The researchers struggled to give explanations for those pivot points in interviews, saying that it would require speculation or “a carefully controlled analysis, which clearly goes beyond this short descriptive analysis,” said Huiru Dong, a co-author and postdoctoral research associate at Harvard Medical School.

Outside researchers, however, were happy to hypothesize. For example, Medicaid expanded in 2014, and access to buprenorphine disproportionately increased in ZIP codes with higher percentages of white residents, according to Dr. Bradley Stein, the director of the RAND Opioid Policy Center and a senior physician policy researcher at the RAND Corporation.

Dr. Jordan, the addiction researcher at N.Y.U., attributed racial disparities in treatment duration to an array of factors, including physician bias and even buprenorphine marketing strategies.

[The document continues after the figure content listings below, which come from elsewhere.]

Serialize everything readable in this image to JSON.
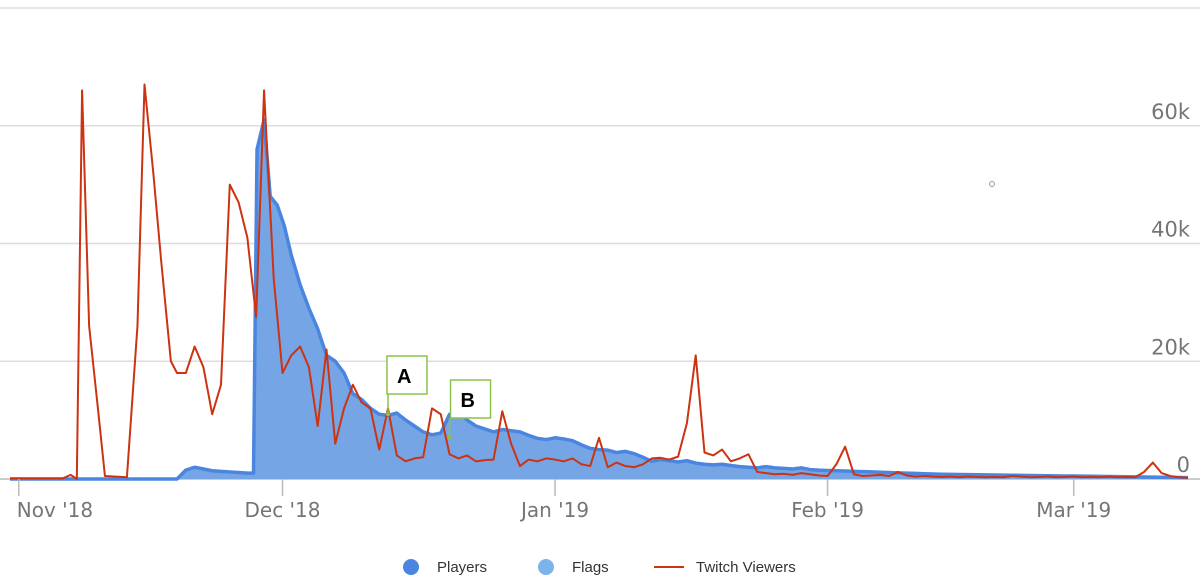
{
  "chart_data": {
    "type": "area",
    "title": "",
    "xlabel": "",
    "ylabel": "",
    "x_start": "2018-10-31",
    "x_end": "2019-03-14",
    "x_ticks": [
      {
        "label": "Nov '18",
        "date": "2018-11-01"
      },
      {
        "label": "Dec '18",
        "date": "2018-12-01"
      },
      {
        "label": "Jan '19",
        "date": "2019-01-01"
      },
      {
        "label": "Feb '19",
        "date": "2019-02-01"
      },
      {
        "label": "Mar '19",
        "date": "2019-03-01"
      }
    ],
    "y_ticks": [
      {
        "label": "0",
        "value": 0
      },
      {
        "label": "20k",
        "value": 20000
      },
      {
        "label": "40k",
        "value": 40000
      },
      {
        "label": "60k",
        "value": 60000
      }
    ],
    "ylim": [
      0,
      80000
    ],
    "series": [
      {
        "name": "Players",
        "kind": "area",
        "color": "#4a86e0",
        "fill": "#76a5e6",
        "points": [
          [
            0,
            0
          ],
          [
            19,
            0
          ],
          [
            20,
            1500
          ],
          [
            21,
            2000
          ],
          [
            22,
            1700
          ],
          [
            23,
            1400
          ],
          [
            24,
            1300
          ],
          [
            25,
            1200
          ],
          [
            26,
            1100
          ],
          [
            27,
            1000
          ],
          [
            27.7,
            1000
          ],
          [
            28.1,
            56000
          ],
          [
            28.9,
            61000
          ],
          [
            29.6,
            48000
          ],
          [
            30.4,
            46500
          ],
          [
            31.2,
            43000
          ],
          [
            32,
            38000
          ],
          [
            33,
            33000
          ],
          [
            34,
            29000
          ],
          [
            35,
            25500
          ],
          [
            36,
            21000
          ],
          [
            37,
            20000
          ],
          [
            38,
            18000
          ],
          [
            39,
            14500
          ],
          [
            40,
            13500
          ],
          [
            41,
            12000
          ],
          [
            42,
            11000
          ],
          [
            43,
            10800
          ],
          [
            44,
            11200
          ],
          [
            45,
            10000
          ],
          [
            46,
            9000
          ],
          [
            47,
            8000
          ],
          [
            48,
            7500
          ],
          [
            49,
            7800
          ],
          [
            50,
            11000
          ],
          [
            51,
            11500
          ],
          [
            52,
            10000
          ],
          [
            53,
            9000
          ],
          [
            54,
            8500
          ],
          [
            55,
            8000
          ],
          [
            56,
            8400
          ],
          [
            57,
            8200
          ],
          [
            58,
            8000
          ],
          [
            59,
            7400
          ],
          [
            60,
            6900
          ],
          [
            61,
            6700
          ],
          [
            62,
            7000
          ],
          [
            63,
            6800
          ],
          [
            64,
            6500
          ],
          [
            65,
            5800
          ],
          [
            66,
            5200
          ],
          [
            67,
            5000
          ],
          [
            68,
            4900
          ],
          [
            69,
            4500
          ],
          [
            70,
            4700
          ],
          [
            71,
            4300
          ],
          [
            72,
            3700
          ],
          [
            73,
            3000
          ],
          [
            74,
            3300
          ],
          [
            75,
            3100
          ],
          [
            76,
            2900
          ],
          [
            77,
            3100
          ],
          [
            78,
            2700
          ],
          [
            79,
            2500
          ],
          [
            80,
            2400
          ],
          [
            81,
            2500
          ],
          [
            82,
            2300
          ],
          [
            83,
            2100
          ],
          [
            84,
            2000
          ],
          [
            85,
            1900
          ],
          [
            86,
            2100
          ],
          [
            87,
            1900
          ],
          [
            88,
            1800
          ],
          [
            89,
            1700
          ],
          [
            90,
            1900
          ],
          [
            91,
            1600
          ],
          [
            92,
            1500
          ],
          [
            93,
            1450
          ],
          [
            94,
            1400
          ],
          [
            95,
            1350
          ],
          [
            96,
            1300
          ],
          [
            97,
            1250
          ],
          [
            98,
            1200
          ],
          [
            99,
            1150
          ],
          [
            100,
            1100
          ],
          [
            101,
            1050
          ],
          [
            102,
            1000
          ],
          [
            103,
            950
          ],
          [
            104,
            900
          ],
          [
            105,
            850
          ],
          [
            106,
            800
          ],
          [
            107,
            780
          ],
          [
            108,
            760
          ],
          [
            109,
            740
          ],
          [
            110,
            720
          ],
          [
            111,
            700
          ],
          [
            112,
            680
          ],
          [
            113,
            660
          ],
          [
            114,
            640
          ],
          [
            115,
            620
          ],
          [
            116,
            600
          ],
          [
            117,
            580
          ],
          [
            118,
            560
          ],
          [
            119,
            540
          ],
          [
            120,
            520
          ],
          [
            121,
            500
          ],
          [
            122,
            480
          ],
          [
            123,
            460
          ],
          [
            124,
            440
          ],
          [
            125,
            420
          ],
          [
            126,
            400
          ],
          [
            127,
            380
          ],
          [
            128,
            360
          ],
          [
            129,
            340
          ],
          [
            130,
            320
          ],
          [
            131,
            300
          ],
          [
            132,
            280
          ],
          [
            133,
            260
          ],
          [
            134,
            240
          ]
        ]
      },
      {
        "name": "Twitch Viewers",
        "kind": "line",
        "color": "#cc3311",
        "points": [
          [
            0,
            100
          ],
          [
            6,
            100
          ],
          [
            6.9,
            700
          ],
          [
            7.6,
            0
          ],
          [
            8.2,
            66000
          ],
          [
            9,
            26000
          ],
          [
            10,
            12000
          ],
          [
            10.8,
            500
          ],
          [
            13.3,
            300
          ],
          [
            14.5,
            26000
          ],
          [
            15.3,
            67000
          ],
          [
            16.3,
            52000
          ],
          [
            17.2,
            37000
          ],
          [
            18.3,
            20000
          ],
          [
            19,
            18000
          ],
          [
            20,
            18000
          ],
          [
            21,
            22500
          ],
          [
            22,
            19000
          ],
          [
            23,
            11000
          ],
          [
            24,
            16000
          ],
          [
            25,
            50000
          ],
          [
            26,
            47000
          ],
          [
            27,
            41000
          ],
          [
            28,
            27500
          ],
          [
            28.9,
            66000
          ],
          [
            30,
            34000
          ],
          [
            31,
            18000
          ],
          [
            32,
            21000
          ],
          [
            33,
            22500
          ],
          [
            34,
            19000
          ],
          [
            35,
            9000
          ],
          [
            36,
            22000
          ],
          [
            37,
            6000
          ],
          [
            38,
            12000
          ],
          [
            39,
            16000
          ],
          [
            40,
            13000
          ],
          [
            41,
            12000
          ],
          [
            42,
            5000
          ],
          [
            43,
            12000
          ],
          [
            44,
            4000
          ],
          [
            45,
            3000
          ],
          [
            46,
            3500
          ],
          [
            47,
            3700
          ],
          [
            48,
            12000
          ],
          [
            49,
            11000
          ],
          [
            50,
            4200
          ],
          [
            51,
            3500
          ],
          [
            52,
            4000
          ],
          [
            53,
            3000
          ],
          [
            54,
            3200
          ],
          [
            55,
            3300
          ],
          [
            56,
            11500
          ],
          [
            57,
            6000
          ],
          [
            58,
            2200
          ],
          [
            59,
            3300
          ],
          [
            60,
            3000
          ],
          [
            61,
            3500
          ],
          [
            62,
            3300
          ],
          [
            63,
            3000
          ],
          [
            64,
            3500
          ],
          [
            65,
            2500
          ],
          [
            66,
            2200
          ],
          [
            67,
            7000
          ],
          [
            68,
            2000
          ],
          [
            69,
            2800
          ],
          [
            70,
            2200
          ],
          [
            71,
            2000
          ],
          [
            72,
            2500
          ],
          [
            73,
            3500
          ],
          [
            74,
            3600
          ],
          [
            75,
            3300
          ],
          [
            76,
            3800
          ],
          [
            77,
            9500
          ],
          [
            78,
            21000
          ],
          [
            79,
            4500
          ],
          [
            80,
            4000
          ],
          [
            81,
            5000
          ],
          [
            82,
            3000
          ],
          [
            83,
            3500
          ],
          [
            84,
            4200
          ],
          [
            85,
            1200
          ],
          [
            86,
            1000
          ],
          [
            87,
            800
          ],
          [
            88,
            900
          ],
          [
            89,
            700
          ],
          [
            90,
            1000
          ],
          [
            91,
            800
          ],
          [
            92,
            600
          ],
          [
            93,
            500
          ],
          [
            94,
            2500
          ],
          [
            95,
            5500
          ],
          [
            96,
            800
          ],
          [
            97,
            500
          ],
          [
            98,
            600
          ],
          [
            99,
            700
          ],
          [
            100,
            500
          ],
          [
            101,
            1200
          ],
          [
            102,
            600
          ],
          [
            103,
            400
          ],
          [
            104,
            500
          ],
          [
            105,
            400
          ],
          [
            106,
            350
          ],
          [
            107,
            400
          ],
          [
            108,
            300
          ],
          [
            109,
            400
          ],
          [
            110,
            350
          ],
          [
            111,
            300
          ],
          [
            112,
            350
          ],
          [
            113,
            300
          ],
          [
            114,
            500
          ],
          [
            115,
            400
          ],
          [
            116,
            300
          ],
          [
            117,
            350
          ],
          [
            118,
            400
          ],
          [
            119,
            300
          ],
          [
            120,
            350
          ],
          [
            121,
            400
          ],
          [
            122,
            300
          ],
          [
            123,
            350
          ],
          [
            124,
            300
          ],
          [
            125,
            400
          ],
          [
            126,
            300
          ],
          [
            127,
            350
          ],
          [
            128,
            300
          ],
          [
            129,
            1200
          ],
          [
            130,
            2800
          ],
          [
            131,
            1000
          ],
          [
            132,
            500
          ],
          [
            133,
            300
          ],
          [
            134,
            200
          ]
        ]
      }
    ],
    "flags": [
      {
        "label": "A",
        "day": 43,
        "value": 11000
      },
      {
        "label": "B",
        "day": 50,
        "value": 7000
      }
    ],
    "legend_position": "bottom-center",
    "grid": true
  },
  "legend": {
    "players": {
      "label": "Players",
      "color": "#4a86e0"
    },
    "flags": {
      "label": "Flags",
      "color": "#7cb3ea"
    },
    "twitch": {
      "label": "Twitch Viewers",
      "color": "#cc3311"
    }
  }
}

Optimal length of buprenorphine treatment is a source of “very lively, active debate” among clinicians and researchers, said Erin Stringfellow, one of the study’s co-authors. Some urge patients to eventually wean off the opioid, but others believe it is best to continue a medication-assisted treatment plan indefinitely.

Still, the minimum recommended duration for buprenorphine treatment is six months, so all experts agreed: The treatment figures for all groups in 2020, the most recent available year, were far too low.

For white patients, the median treatment duration was about 53 days; for Black patients, about 44 days; and for Hispanic patients, less than 40.

“There’s no debate here. Fifty days is not long enough for anyone,” Dr. Stringfellow said.

The study’s authors noted that the population coverage of the data source had increased over time, but that it was “very unlikely” that the shift had impacted the algorithm that revealed disparities, Dr. Jalali said. They acknowledged the analysis had a few key limitations, including how a prescription does not perfectly represent actual medication use.

But the findings “really do move the literature forward,” said Dr. Stein of the RAND Corporation, because “they come right out, and they say, ‘Listen, buprenorphine is one of the most effective treatment options we have.’ We can’t have minorities walking across that threshold for treatment, against all odds, and then not staying as long.”

“Bottom line, these types of disparities are likely going to translate into worse clinical outcomes,” he added. “That matters.”